Da kam sich der Lausbub kolossal wichtig vor.

 

Die See ging hoch, und längs des Strandes hatte sich eine ungemütliche Brandungslinie entwickelt. Unsere Boote wurden umhergeschleudert, als wären sie Eierschalen. Geradeaus am Strand zu landen war unmöglich. So mußten wir uns der alten Landungsbrücke bedienen, und die lag gute zwei Meter über dem Wasserspiegel. Es war jedesmal ein Kunststück, sich von dem stampfenden Boot emporzuschwingen. Stunden brauchten wir, um die Hunderte von schweren Rollen dünnen isolierten Kupferdrahtes an Land zu schaffen, die Telephone, die kombinierten Telephon- und Telegraphenapparate, die Trockenbatterien, die Flaggen. Ein unbeschreiblicher Wirrwarr herrschte am Strand. Ueberall waren Säcke, Kisten, Munition aufgestapelt, und zwischen diesen Bergen von Kriegsmaterial rannten aufgeregte Offiziere umher, die den Proviant für ihre Schwadronen und Kompagnien haben wollten. Wir errichteten sofort dicht am Strand die Telegraphenstation mit einer Hauptbatterie und waren kaum fertig mit Zeltbauen und Aufstellen des Apparats, als urplötzlich die Dunkelheit hereinbrach und weiteres Arbeiten unmöglich machte. Mit der Dunkelheit kam Regen. Nein, nicht Regen – der Ausdruck ist viel zu schwach – sondern ein Wolkenbruch. Nein, nicht ein Wolkenbruch. Sondern es regnete, wie es in den Tropen regnet. Das waren nicht Wassertropfen, sondern dicke Wasserschnüre, Schnur an Schnur.
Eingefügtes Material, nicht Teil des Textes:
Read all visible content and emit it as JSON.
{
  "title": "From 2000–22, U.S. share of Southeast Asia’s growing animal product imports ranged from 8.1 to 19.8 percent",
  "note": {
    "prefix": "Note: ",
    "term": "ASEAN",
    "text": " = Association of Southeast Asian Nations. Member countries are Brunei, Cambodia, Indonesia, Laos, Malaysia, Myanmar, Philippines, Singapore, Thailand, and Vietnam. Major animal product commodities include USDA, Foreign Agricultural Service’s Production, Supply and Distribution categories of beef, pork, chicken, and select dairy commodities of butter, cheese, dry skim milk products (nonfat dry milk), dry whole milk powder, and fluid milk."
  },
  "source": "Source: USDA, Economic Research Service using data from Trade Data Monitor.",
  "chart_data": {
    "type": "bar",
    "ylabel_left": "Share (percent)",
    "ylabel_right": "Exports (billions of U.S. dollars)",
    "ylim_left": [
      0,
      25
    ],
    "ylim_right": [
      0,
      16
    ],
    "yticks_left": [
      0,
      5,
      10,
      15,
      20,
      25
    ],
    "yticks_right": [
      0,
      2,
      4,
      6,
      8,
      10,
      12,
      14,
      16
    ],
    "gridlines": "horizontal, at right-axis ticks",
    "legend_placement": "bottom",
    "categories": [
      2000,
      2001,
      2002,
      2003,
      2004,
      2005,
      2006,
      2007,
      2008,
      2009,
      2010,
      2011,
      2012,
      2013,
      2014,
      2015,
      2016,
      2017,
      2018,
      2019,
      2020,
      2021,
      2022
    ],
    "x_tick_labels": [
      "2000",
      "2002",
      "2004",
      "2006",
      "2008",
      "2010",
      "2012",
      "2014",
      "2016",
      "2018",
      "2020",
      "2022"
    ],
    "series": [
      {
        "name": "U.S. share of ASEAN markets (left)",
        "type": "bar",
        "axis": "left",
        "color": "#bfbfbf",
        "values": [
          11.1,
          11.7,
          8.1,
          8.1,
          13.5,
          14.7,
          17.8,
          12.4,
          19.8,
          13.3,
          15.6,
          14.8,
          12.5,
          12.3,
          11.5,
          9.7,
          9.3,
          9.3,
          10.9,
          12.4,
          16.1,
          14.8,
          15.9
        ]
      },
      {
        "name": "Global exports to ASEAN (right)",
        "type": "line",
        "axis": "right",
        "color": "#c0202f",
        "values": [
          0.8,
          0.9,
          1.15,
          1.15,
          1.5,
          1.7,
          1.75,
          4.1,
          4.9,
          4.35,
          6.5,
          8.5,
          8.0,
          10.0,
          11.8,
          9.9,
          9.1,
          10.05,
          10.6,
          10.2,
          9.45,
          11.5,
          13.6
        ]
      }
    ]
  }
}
Souder und ich hatten vorher schon unser winziges Soldatenzelt aufgebaut, von dem er die Hälfte trug und ich die Hälfte, und kamen uns sehr schlau vor, als wir bei den ersten Tropfen schleunigst unter Dach krochen. Aber ach – was war ein Zelt gegen diese Wassermassen! Der angeblich wasserdichte Segeltuchstoff gab nach einer Minute schon den hoffnungslosen Widerstand auf ...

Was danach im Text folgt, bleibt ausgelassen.